Remember that there’s still a risk around anyone who has access to the proxy having access to the encrypted keys? We can remove that risk as well. It’s not uncommon for agentic environments to have an identity issued via something like SPIFFE, at which point they have a client certificate. You can probably guess where I’m going with this. If we require that an agent present a client cert to the broker when requesting a token, we can embed a representation of that client cert into the token we mint. The proxy can then require mTLS for the client connection, and can verify that the presented certificate matches the one represented in the token. If it does then whoever’s using the token has access to the private key associated with the environment it was issued to. If we then ensure that the private keys backing these certificates are either hardware or hypervisor backed, and as such tied to a specific instance, we now have a high degree of confidence that the token can only be used in its intended environment. Even if our identity provider doesn’t support RFC 8705, we can.

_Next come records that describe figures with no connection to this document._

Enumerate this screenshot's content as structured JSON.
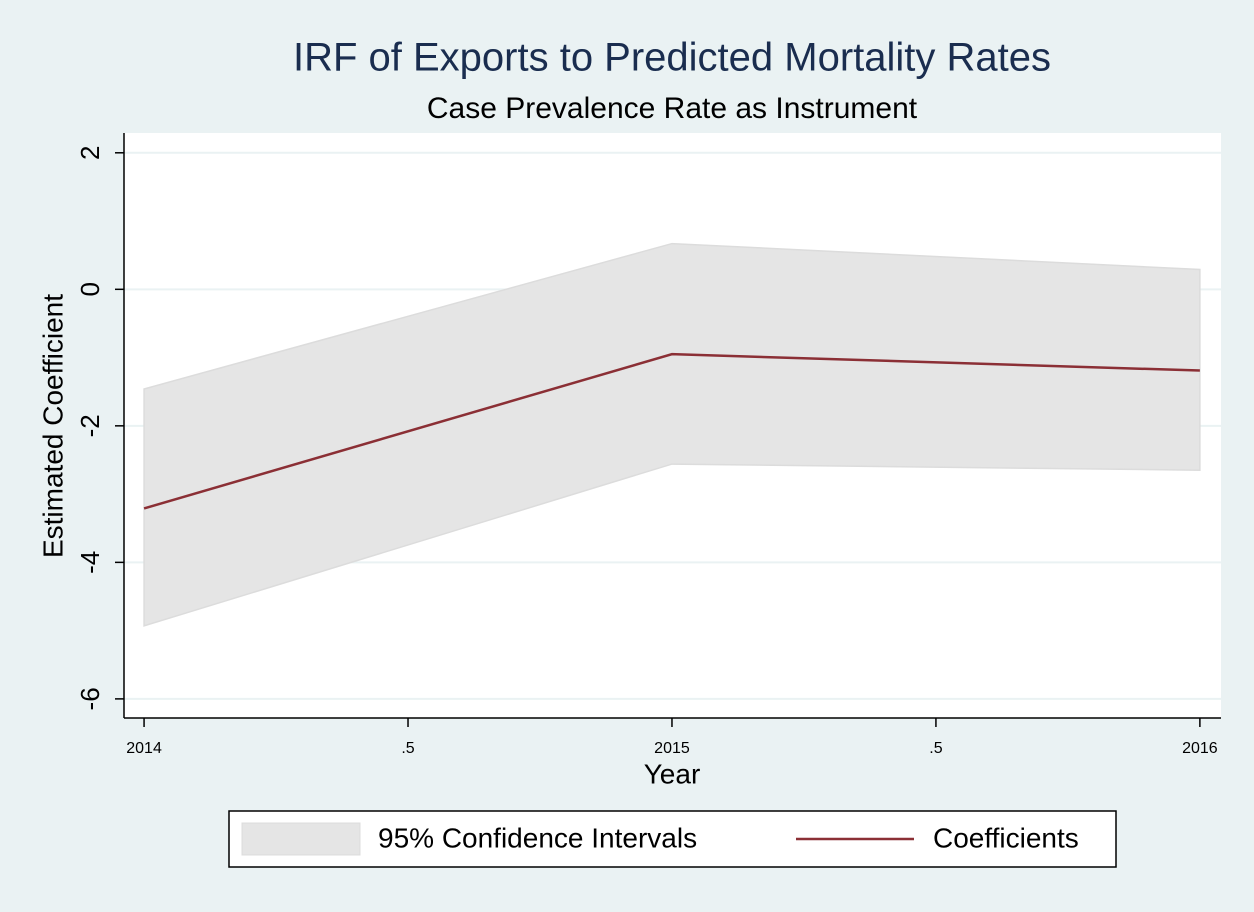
{
  "chart_data": {
    "type": "line",
    "title": "IRF of Exports to Predicted Mortality Rates",
    "subtitle": "Case Prevalence Rate as Instrument",
    "x_label": "Year",
    "y_label": "Estimated Coefficient",
    "x": [
      2014,
      2015,
      2016
    ],
    "series": [
      {
        "name": "95% Confidence Intervals",
        "color": "#e5e5e5",
        "lower": [
          -4.93,
          -2.56,
          -2.65
        ],
        "upper": [
          -1.46,
          0.67,
          0.29
        ]
      },
      {
        "name": "Coefficients",
        "color": "#8b2f35",
        "values": [
          -3.21,
          -0.95,
          -1.19
        ]
      }
    ],
    "xlim": [
      2013.962,
      2016.04
    ],
    "xticks": [
      2014,
      {
        "value": 2014.5,
        "label": ".5"
      },
      2015,
      {
        "value": 2015.5,
        "label": ".5"
      },
      2016
    ],
    "ylim": [
      -6.28,
      2.29
    ],
    "yticks": [
      -6,
      -4,
      -2,
      0,
      2
    ],
    "grid": true,
    "legend": "bottom"
  }
}
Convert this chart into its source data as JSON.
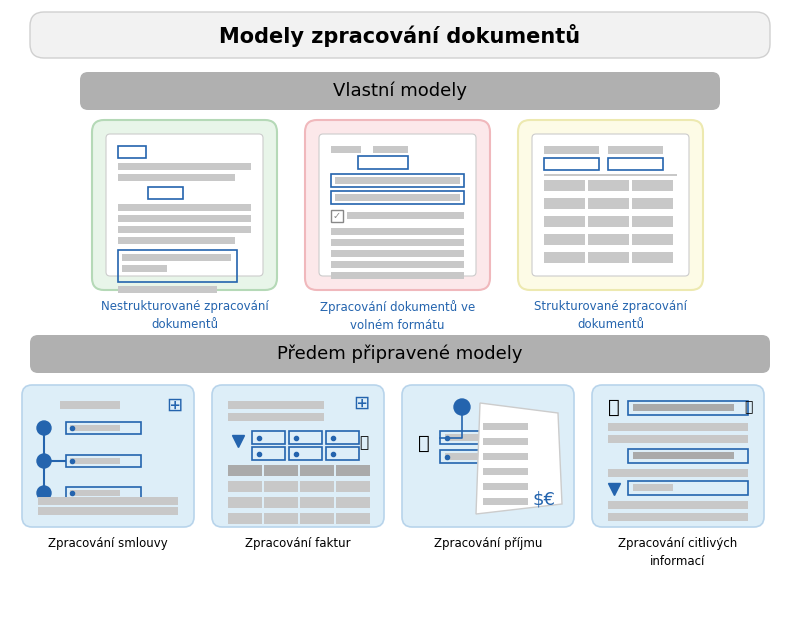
{
  "title": "Modely zpracování dokumentů",
  "section1_title": "Vlastní modely",
  "section2_title": "Předem připravené modely",
  "custom_models": [
    {
      "label": "Nestrukturované zpracování\ndokumentů",
      "bg": "#e8f5e9",
      "border": "#b5d9b7"
    },
    {
      "label": "Zpracování dokumentů ve\nvolném formátu",
      "bg": "#fce8ea",
      "border": "#f0b8bc"
    },
    {
      "label": "Strukturované zpracování\ndokumentů",
      "bg": "#fdfbe6",
      "border": "#ede9b0"
    }
  ],
  "prebuilt_models": [
    {
      "label": "Zpracování smlouvy"
    },
    {
      "label": "Zpracování faktur"
    },
    {
      "label": "Zpracování příjmu"
    },
    {
      "label": "Zpracování citlivých\ninformací"
    }
  ],
  "label_color": "#2464ae",
  "gray_line": "#cccccc",
  "dark_gray": "#888888",
  "med_gray": "#aaaaaa",
  "light_gray": "#c8c8c8",
  "lighter_gray": "#dedede",
  "blue_accent": "#2464ae",
  "white": "#ffffff",
  "title_bg": "#f2f2f2",
  "title_border": "#d0d0d0",
  "section_bg": "#b0b0b0",
  "prebuilt_bg": "#ddeef8",
  "prebuilt_border": "#b8d4eb",
  "outer_bg": "#ffffff"
}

This is fairly straightforward where you’re using a platform where your identity provider is also the environment that’s consuming your tokens, and more annoying for third parties. The broker potentially needs some amount of third party vendor knowledge to make that work for everyone. This is even more the case where login isn’t via your identity provider (thanks, github), but none of this is insurmountable - just annoying. And where vendors issue opaque tokens rather than JWTs, this still isn’t a problem; we can just mint a new JWT that includes the opaque token as an encrypted claim, and include the same certificate binding. The opaque token ends up being the thing that’s presented to the third party, but only after we’ve verified the mTLS binding.

In an ideal world none of this would be necessary - someone would spin up a new agentic environment, a user would prove their identity, and a certificate embodying that identity would be issued to the environment with a private key that can’t be exfiltrated. That certificate would be sufficient to obtain new certificates associated with the same private key, and we could still bind that into mTLS identity. This would be much simpler, but browsers don’t support it, so it’s not likely to happen any time soon.

Anyway. Even if we can’t have the best thing, we can do better than we are at the moment, and also it would be lovely if we could standardise on this rather than have everyone build their own thing. The end.